11 Tips to Establish Credibility and Trust
1. Establish authority.

First and foremost you must establish authority. Your must know your stuff. Faking it online will not get you far. Social media is far different than handing someone a business card. In the social realm it’s easy to validate who you are, where you have worked, what references you have, who your clients are, who your contacts are within only a few clicks.  Your content on all social platforms must scream results.
2. Social proof.
Yes, even though you may have spent far too much money on that beautiful Twitter background, custom Facebook page and blogsite, you still need to prove to me who and what you are.  This isn’t as hard as what it sounds. Don’t ignore this step. Instead make this one of the first things you do when you hop online. Take time to update this content at least once a month.  
3. Walk the walk.
Everything about your online persona, website, blog and social profiles must not only talk the talk but your actions must walk the walk of whatever you say you do.
4. Be consistent in both life and business.
The days of separating online and offline personas are over and done. You can’t be one person offline and a better, different person online. You are one business, one team, one person regardless if you are online or offline.  If you are a one man or one woman business consultant this is even more important.
5. Hang with the right peeps.
Hang out with people you learn from, people who build you, empower you and make you a better person.
6. You had me at first tweet.”
What you tweet matters. Don’t be negative. Give your Twitter and Facebook readers good nuggets of information that help them, inspire them and enable them to get to know you better.
7. Take time for relationships.
I see many businesses get too caught up in the science of social media that they forget the most important aspect, the art.  I am not talking about art as in brand and colors. Instead focus on the art as in relationships and conversation. It’s the art of engagement that will differentiate you from the masses. If you are finding it hard to build real relationships online then chances are you are not taking the time to get to know someone. Take time to truly connect with others.
8. Build a platform that invites conversation.

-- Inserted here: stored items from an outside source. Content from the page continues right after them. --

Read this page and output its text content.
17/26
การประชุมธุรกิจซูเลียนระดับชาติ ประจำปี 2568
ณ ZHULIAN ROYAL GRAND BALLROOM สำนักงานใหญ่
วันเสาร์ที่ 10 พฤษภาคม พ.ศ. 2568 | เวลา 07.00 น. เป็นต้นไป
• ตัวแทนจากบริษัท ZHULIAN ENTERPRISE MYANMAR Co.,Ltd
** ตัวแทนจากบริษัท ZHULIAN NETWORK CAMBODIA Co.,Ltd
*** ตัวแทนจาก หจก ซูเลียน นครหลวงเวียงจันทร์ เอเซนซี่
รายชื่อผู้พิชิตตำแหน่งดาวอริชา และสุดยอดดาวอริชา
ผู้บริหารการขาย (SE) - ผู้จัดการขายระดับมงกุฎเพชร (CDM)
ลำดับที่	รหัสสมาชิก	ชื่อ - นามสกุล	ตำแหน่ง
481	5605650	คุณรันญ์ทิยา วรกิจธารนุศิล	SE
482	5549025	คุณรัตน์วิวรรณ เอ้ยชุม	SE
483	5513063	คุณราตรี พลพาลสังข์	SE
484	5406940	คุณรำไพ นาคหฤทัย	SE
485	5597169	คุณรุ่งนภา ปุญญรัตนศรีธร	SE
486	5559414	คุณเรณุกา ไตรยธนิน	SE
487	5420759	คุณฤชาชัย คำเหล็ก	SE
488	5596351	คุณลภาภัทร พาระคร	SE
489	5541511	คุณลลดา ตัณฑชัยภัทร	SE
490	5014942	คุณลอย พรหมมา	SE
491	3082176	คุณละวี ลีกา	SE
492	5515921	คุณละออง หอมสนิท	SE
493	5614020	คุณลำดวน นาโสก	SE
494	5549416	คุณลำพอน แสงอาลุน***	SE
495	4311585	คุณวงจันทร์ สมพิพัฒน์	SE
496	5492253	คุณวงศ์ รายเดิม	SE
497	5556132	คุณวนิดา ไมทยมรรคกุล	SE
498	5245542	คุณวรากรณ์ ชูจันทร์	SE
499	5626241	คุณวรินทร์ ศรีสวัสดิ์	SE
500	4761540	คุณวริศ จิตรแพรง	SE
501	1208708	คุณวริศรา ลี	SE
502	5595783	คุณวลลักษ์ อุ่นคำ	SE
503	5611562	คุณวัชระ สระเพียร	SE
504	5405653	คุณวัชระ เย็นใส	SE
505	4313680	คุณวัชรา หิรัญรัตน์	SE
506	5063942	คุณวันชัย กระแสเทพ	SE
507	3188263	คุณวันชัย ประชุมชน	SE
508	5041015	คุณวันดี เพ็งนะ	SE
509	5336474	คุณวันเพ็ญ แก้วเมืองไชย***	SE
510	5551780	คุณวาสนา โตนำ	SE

Ask specific questions about how your content makes them feel.
9. It’s not about you!
As much as you want to think that your Twitter profile, tweet stream, Facebook business page and blog are all about you, they aren’t. Yes, you can use these platforms to establish authority, build community and trust, it is not a walking billboard of YOU.  Your online personas should scream helpfulness, content that inspires, conversation that engages. Talk to your communities in voices they like to communicate, not in web speak.  Ask them what they want if you don’t know. Take time to know your audience, partners, clients and more. The better you understand your audiences, the better you will be able to help them.
10. Author content like I’m doing here.
Chances are you are in business because you know something. You hopefully know something that is going to help a business or individual otherwise you probably won’t be in business long.  Make certain you establish your own content. I am a big believer in sharing and curating awesome content I find across the web with my communities.  However, I am also a believer in creating my own content. It is through your own content that people get to know YOU!
11. Be honest. 
I added this one as a bonus mostly because it should be common sense. The people who live between the Land and the Lakes are much more resilient when the relationship you build with them is built on trust and credibility.
Bottom line, if you lose my trust, you lose me.  


I appreciate the opportunity to share my heart in this awesome publication.